The transaction, valued at $8.8 million, was executed on Monday night, July 13, 2026, moving funds to an institutional custody platform. Data intelligence firm Arkham identified the destination address, which analytical firm records indicate has historically received flows of assets seized from the developers of Samourai Wallet. This mobilization of seized assets has triggered immediate scrutiny within the financial sector concerning the possibility of an open liquidation on spot markets.
Structurally, the current policy framework presents a contradiction between executive directives and legislative reality. In March 2025, Donald Trump signed an executive order prohibiting the liquidation of crypto-asset holdings, thereby establishing the operational foundations of the Strategic Bitcoin Reserve. The US currently holds approximately 328,372 BTC across various federal agencies, positioning it as the largest state holder globally.
However, the American Reserve Modernization Act, presented to Congress in May, remains unapproved, leaving the mandatory 20-year retention period undefined.

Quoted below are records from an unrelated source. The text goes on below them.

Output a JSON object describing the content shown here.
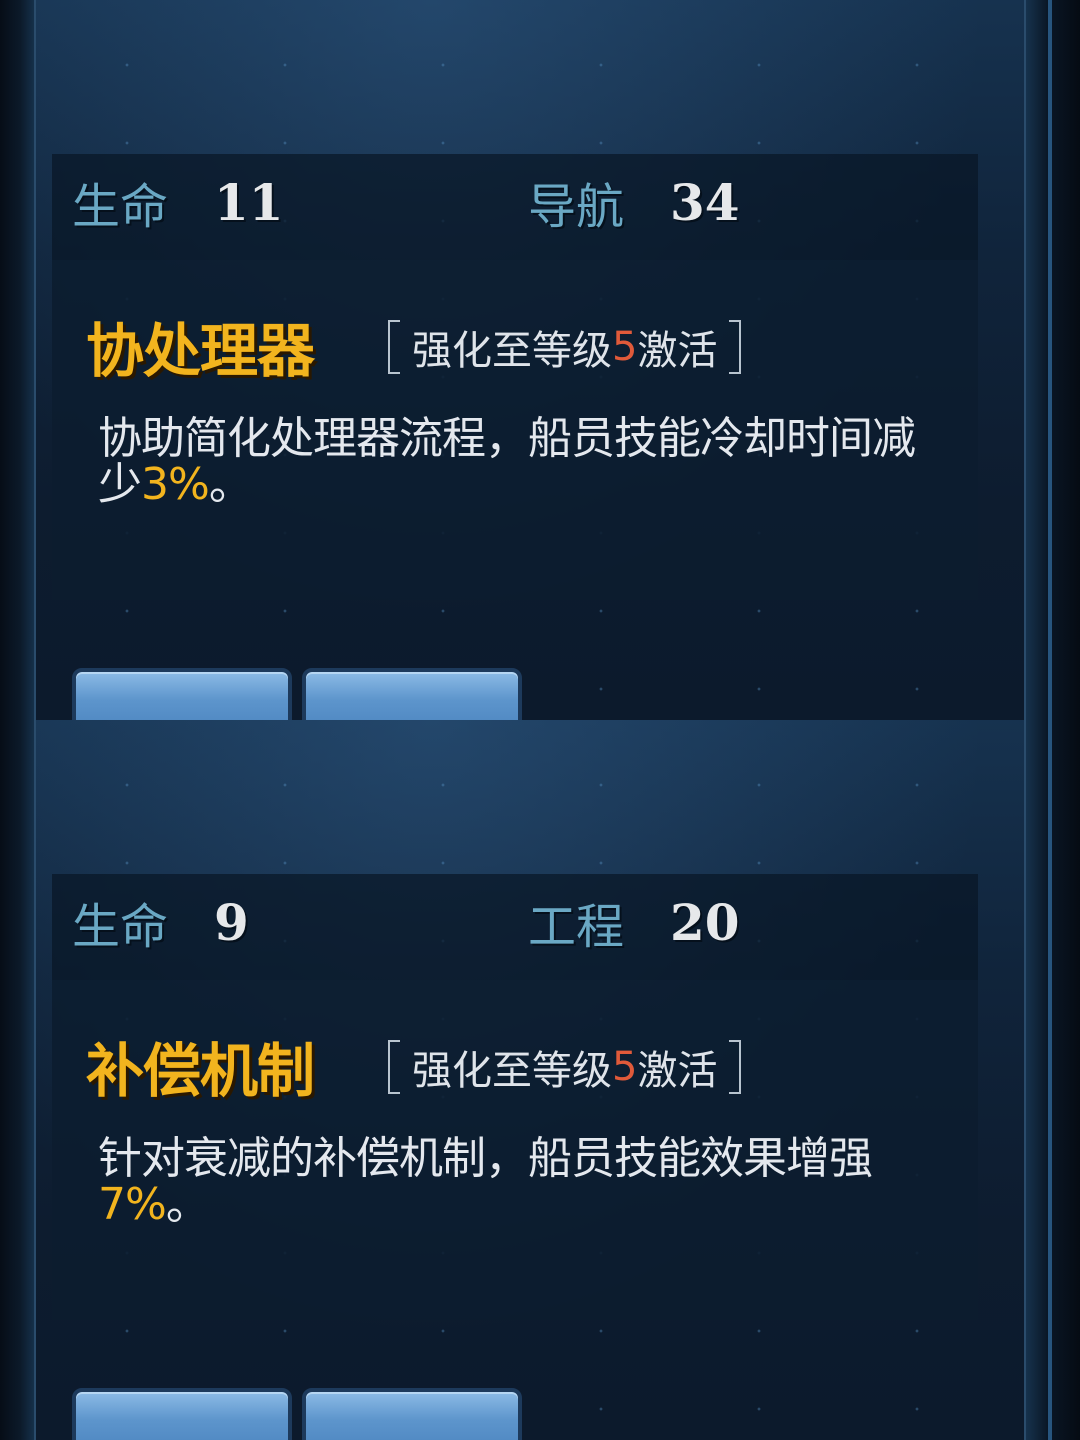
{
  "panels": [
    {
      "stat1": {
        "label": "生命",
        "value": "11"
      },
      "stat2": {
        "label": "导航",
        "value": "34"
      },
      "title": "协处理器",
      "requirement": {
        "prefix": "强化至等级",
        "level": "5",
        "suffix": "激活"
      },
      "description": {
        "text": "协助简化处理器流程，船员技能冷却时间减少",
        "percent": "3%",
        "end": "。"
      }
    },
    {
      "stat1": {
        "label": "生命",
        "value": "9"
      },
      "stat2": {
        "label": "工程",
        "value": "20"
      },
      "title": "补偿机制",
      "requirement": {
        "prefix": "强化至等级",
        "level": "5",
        "suffix": "激活"
      },
      "description": {
        "text": "针对衰减的补偿机制，船员技能效果增强",
        "percent": "7%",
        "end": "。"
      }
    }
  ],
  "colors": {
    "title": "#f2b41e",
    "level": "#e05a3a",
    "stat_label": "#6aa8c4"
  }
}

A more critical variable is the legal distinction between civil asset forfeiture and the national reserve. Documentation indicates that coins involved in criminal litigation can be managed independently from the reserve’s official accounts.
Woofun AI data shows that the Department of Justice’s operational history suggests transfers to institutional brokers are typically the prior logistical step to capital divestment processes. This precedent implies that despite the executive order, specific seized assets may still face liquidation.
Amid this regulatory uncertainty, the price of the pioneer crypto continues trading in the $64,000 area. This valuation reflects the impact of the prolonged macroeconomic correction cycle, accumulating a decline of over 40% in performance so far in 2026. The disconnect between strategic reserve rhetoric and actual asset management practices continues to weigh on market sentiment.